Desktop automation has reached an inflection point. For two decades, Robotic Process Automation (RPA) dominated enterprise workflow automation through deterministic scripting. Today, a fundamentally different architecture—vision-language-action (VLA) GUI agents—challenges the assumption that automation requires brittle, hand-coded selectors. These are not competing products on the same spectrum; they represent distinct architectural paradigms optimized for different problem classes.
This article dissects both architectures at the systems level, examines where each fails, and analyzes how Mano-P, an open-source GUI agent project by Mininglamp Technology, implements the VLA paradigm with on-device inference.

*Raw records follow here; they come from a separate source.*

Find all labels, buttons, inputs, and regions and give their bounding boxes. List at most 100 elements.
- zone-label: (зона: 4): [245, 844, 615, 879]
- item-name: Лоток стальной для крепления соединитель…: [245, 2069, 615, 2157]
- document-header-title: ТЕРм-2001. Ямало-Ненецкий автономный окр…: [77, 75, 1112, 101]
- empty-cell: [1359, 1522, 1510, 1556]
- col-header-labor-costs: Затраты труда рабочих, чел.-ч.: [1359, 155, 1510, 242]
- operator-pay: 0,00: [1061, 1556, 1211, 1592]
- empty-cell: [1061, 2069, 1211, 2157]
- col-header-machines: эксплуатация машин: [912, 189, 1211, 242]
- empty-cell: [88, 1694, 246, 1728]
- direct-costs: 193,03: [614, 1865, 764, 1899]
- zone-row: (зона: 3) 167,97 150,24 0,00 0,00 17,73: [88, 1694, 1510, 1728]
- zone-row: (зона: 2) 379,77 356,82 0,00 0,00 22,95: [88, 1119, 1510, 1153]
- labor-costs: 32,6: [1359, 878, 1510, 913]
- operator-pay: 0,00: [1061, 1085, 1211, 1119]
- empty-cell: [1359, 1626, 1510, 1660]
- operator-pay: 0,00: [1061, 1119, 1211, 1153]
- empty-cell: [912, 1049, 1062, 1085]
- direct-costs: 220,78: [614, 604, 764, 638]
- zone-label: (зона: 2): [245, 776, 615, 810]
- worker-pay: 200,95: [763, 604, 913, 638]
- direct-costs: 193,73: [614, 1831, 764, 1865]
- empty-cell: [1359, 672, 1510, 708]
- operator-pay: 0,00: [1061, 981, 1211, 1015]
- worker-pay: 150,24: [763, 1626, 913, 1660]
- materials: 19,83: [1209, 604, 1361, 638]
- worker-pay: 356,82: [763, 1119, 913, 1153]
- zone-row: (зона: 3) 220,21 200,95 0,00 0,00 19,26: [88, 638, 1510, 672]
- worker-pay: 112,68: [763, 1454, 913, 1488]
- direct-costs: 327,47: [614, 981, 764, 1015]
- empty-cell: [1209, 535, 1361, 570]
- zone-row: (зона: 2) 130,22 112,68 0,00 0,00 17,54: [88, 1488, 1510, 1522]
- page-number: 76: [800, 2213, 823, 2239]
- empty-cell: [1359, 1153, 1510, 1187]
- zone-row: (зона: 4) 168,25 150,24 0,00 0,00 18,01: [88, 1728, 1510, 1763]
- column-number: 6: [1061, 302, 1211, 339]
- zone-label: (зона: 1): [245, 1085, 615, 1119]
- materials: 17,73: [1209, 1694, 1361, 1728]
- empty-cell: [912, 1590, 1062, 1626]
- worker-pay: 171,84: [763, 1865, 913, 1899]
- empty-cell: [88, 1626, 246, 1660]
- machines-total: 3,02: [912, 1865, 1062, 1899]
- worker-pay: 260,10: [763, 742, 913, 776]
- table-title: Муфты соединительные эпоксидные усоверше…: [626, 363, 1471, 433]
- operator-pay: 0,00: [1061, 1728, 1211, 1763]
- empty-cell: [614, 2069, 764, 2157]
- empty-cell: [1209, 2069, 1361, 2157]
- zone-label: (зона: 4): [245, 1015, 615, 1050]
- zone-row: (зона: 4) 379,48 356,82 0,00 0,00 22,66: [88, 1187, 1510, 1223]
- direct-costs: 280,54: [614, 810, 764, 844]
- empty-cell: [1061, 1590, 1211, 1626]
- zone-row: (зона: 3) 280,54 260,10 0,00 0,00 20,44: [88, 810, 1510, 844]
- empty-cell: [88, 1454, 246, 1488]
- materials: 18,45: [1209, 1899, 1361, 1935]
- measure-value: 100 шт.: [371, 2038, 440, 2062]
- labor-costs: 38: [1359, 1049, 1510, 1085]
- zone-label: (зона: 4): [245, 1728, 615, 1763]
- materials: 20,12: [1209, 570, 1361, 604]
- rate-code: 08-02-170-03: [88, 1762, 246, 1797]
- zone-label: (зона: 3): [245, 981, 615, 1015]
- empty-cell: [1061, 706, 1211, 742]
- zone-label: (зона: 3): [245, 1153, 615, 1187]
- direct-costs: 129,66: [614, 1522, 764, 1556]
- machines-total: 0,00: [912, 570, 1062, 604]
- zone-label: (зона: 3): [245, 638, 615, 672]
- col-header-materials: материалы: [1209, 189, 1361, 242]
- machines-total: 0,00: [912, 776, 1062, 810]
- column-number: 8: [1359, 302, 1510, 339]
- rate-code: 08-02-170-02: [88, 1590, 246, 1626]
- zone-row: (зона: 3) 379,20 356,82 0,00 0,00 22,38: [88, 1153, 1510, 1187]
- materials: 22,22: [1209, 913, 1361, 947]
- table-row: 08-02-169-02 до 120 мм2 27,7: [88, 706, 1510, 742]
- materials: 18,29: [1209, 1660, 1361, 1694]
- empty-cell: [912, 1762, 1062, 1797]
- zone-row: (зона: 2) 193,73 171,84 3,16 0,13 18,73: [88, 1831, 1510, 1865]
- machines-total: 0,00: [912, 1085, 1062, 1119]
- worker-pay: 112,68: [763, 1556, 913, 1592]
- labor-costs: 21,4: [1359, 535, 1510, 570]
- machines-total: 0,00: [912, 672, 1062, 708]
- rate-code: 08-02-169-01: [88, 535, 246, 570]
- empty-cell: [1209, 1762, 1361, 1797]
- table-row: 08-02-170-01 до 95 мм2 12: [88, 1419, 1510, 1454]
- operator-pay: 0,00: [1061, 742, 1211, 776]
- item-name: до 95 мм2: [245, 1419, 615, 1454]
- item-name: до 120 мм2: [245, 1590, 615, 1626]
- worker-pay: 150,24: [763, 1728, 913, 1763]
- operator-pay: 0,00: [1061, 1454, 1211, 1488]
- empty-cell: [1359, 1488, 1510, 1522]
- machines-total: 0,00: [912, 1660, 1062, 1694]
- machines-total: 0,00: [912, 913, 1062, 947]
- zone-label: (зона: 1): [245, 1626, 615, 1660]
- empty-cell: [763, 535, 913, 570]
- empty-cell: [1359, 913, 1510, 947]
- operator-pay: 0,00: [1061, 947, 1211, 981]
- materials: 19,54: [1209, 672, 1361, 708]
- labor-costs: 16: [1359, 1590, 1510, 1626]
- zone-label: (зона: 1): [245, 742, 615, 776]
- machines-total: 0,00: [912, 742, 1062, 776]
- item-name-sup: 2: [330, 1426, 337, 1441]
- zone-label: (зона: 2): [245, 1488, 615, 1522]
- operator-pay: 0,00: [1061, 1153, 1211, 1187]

The Structural Fragility of RPA
RPA tools—UiPath, Automation Anywhere, Blue Prism—operate on a selector-action model. Each automation step identifies a UI element via DOM path, CSS selector, accessibility attribute, or pixel coordinate, then executes a predefined action. This architecture carries four compounding failure modes:
DOM Coupling and Selector Fragility. A single UI update—renamed button ID, restructured div hierarchy, relocated modal—breaks the entire downstream chain. Enterprise RPA deployments report 30-40% of maintenance effort goes to selector repair after application updates. This is not a bug; it is the architectural consequence of coupling automation logic to implementation-specific element identifiers rather than semantic intent.